I am trying to find a regular expression that will not match a delimiter if it is wrapped in double quotes. But it must also be able to handle values that have a single double quote. I have the first part down with the below expression where DELIMITER
could be just about anything but is mainly commas, pipes, and double pipes:
DELIMITER(?=(?:[^\"]*\"[^\"]*\")*[^\"]*$)
This handles a properly formed CSV rowlike apple, "banana, and orange", grape
. I can split on the delimiter and get the values:
['apple', 'banana, and orange', 'grape']
My problem is that I may encounter a line like apple, "banana, and orange, grape
. In this case I would want to get the values:
['apple', '"banana', 'and orange', 'grape']
However, I get:
['apple, "banana', 'and orange', 'grape']
It basically ignores all of the commas up to the double quote.

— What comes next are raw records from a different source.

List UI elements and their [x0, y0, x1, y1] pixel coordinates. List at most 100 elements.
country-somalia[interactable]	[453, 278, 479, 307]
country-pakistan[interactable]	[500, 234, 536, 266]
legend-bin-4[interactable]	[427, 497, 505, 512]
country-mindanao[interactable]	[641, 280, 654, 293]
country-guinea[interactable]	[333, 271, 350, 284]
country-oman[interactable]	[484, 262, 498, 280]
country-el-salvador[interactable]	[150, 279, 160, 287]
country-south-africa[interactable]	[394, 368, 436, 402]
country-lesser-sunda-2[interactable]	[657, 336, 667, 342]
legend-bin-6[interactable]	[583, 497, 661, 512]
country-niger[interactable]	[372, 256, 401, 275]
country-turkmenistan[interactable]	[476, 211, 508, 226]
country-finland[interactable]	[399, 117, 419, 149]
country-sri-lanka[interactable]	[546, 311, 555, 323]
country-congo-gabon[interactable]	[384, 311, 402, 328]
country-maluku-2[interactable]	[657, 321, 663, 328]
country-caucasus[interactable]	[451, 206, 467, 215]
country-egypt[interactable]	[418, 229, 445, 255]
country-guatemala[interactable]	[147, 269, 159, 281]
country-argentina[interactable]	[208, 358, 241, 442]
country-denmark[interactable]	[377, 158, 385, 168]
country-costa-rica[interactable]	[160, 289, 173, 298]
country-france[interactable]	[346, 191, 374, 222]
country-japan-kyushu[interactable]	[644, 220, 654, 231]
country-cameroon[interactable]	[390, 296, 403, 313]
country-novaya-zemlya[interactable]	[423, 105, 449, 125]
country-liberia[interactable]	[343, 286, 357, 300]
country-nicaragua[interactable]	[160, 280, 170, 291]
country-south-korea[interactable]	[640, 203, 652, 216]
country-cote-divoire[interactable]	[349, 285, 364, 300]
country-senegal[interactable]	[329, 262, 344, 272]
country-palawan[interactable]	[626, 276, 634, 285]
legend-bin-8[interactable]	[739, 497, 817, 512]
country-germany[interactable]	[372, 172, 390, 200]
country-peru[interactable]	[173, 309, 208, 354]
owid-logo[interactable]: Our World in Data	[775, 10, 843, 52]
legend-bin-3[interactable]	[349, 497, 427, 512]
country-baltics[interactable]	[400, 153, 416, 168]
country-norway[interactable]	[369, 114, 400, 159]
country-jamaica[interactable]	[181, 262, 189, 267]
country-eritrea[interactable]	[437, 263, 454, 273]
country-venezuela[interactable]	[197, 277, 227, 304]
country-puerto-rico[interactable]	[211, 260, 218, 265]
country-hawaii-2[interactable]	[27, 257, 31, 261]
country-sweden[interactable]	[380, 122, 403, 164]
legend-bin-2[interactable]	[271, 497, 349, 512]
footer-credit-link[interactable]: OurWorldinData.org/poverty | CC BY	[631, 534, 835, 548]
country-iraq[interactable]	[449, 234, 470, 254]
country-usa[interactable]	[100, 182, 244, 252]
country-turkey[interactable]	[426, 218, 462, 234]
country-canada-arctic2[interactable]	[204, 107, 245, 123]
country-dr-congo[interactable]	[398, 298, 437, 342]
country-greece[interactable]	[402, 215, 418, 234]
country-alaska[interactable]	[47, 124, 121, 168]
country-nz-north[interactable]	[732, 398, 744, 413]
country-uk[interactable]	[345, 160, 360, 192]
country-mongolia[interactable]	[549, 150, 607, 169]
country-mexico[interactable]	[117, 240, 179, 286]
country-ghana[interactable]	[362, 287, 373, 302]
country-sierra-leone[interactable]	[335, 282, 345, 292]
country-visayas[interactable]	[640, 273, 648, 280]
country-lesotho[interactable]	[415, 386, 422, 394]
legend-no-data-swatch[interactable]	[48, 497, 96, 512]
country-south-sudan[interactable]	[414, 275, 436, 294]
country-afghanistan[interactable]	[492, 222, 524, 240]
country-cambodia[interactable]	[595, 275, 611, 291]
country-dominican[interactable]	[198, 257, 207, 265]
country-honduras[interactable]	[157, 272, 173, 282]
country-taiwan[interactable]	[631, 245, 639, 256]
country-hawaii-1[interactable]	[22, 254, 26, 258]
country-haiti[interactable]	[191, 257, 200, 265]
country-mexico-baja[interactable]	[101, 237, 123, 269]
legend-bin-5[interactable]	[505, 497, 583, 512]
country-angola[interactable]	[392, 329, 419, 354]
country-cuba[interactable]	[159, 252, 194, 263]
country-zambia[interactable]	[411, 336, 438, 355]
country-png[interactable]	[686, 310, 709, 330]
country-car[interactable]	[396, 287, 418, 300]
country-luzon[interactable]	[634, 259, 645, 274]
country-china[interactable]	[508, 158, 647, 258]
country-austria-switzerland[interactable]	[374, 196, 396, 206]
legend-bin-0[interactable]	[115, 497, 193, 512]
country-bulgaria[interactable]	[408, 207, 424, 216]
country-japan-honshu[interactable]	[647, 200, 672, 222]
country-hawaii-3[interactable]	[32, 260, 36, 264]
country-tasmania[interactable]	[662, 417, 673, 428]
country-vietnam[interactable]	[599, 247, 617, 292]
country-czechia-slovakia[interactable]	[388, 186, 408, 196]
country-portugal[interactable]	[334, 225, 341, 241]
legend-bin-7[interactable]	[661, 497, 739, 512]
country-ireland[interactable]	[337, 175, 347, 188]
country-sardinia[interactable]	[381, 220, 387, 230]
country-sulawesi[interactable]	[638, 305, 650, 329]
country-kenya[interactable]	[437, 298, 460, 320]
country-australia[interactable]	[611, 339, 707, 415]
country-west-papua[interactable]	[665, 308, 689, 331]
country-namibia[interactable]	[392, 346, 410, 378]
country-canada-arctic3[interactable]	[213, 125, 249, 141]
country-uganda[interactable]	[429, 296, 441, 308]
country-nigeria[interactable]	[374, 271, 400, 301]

The logic that I have in my head is that I want to ignore a comma if it is preceded by a double quote, but only if it has a double quote in front of it as well. My first thought was to play around with a look-behind, but I can't get that to work due to look-behinds not able to handle quantifiers (correct me if this is wrong).
I am using Qt QRegExp which I understand is more or less similar to the Perl regex engine. Please let me know if there is more information that I can provide. I know regular expressions can be finicky based on your setup, and I hope I have explained what I'm looking for well enough!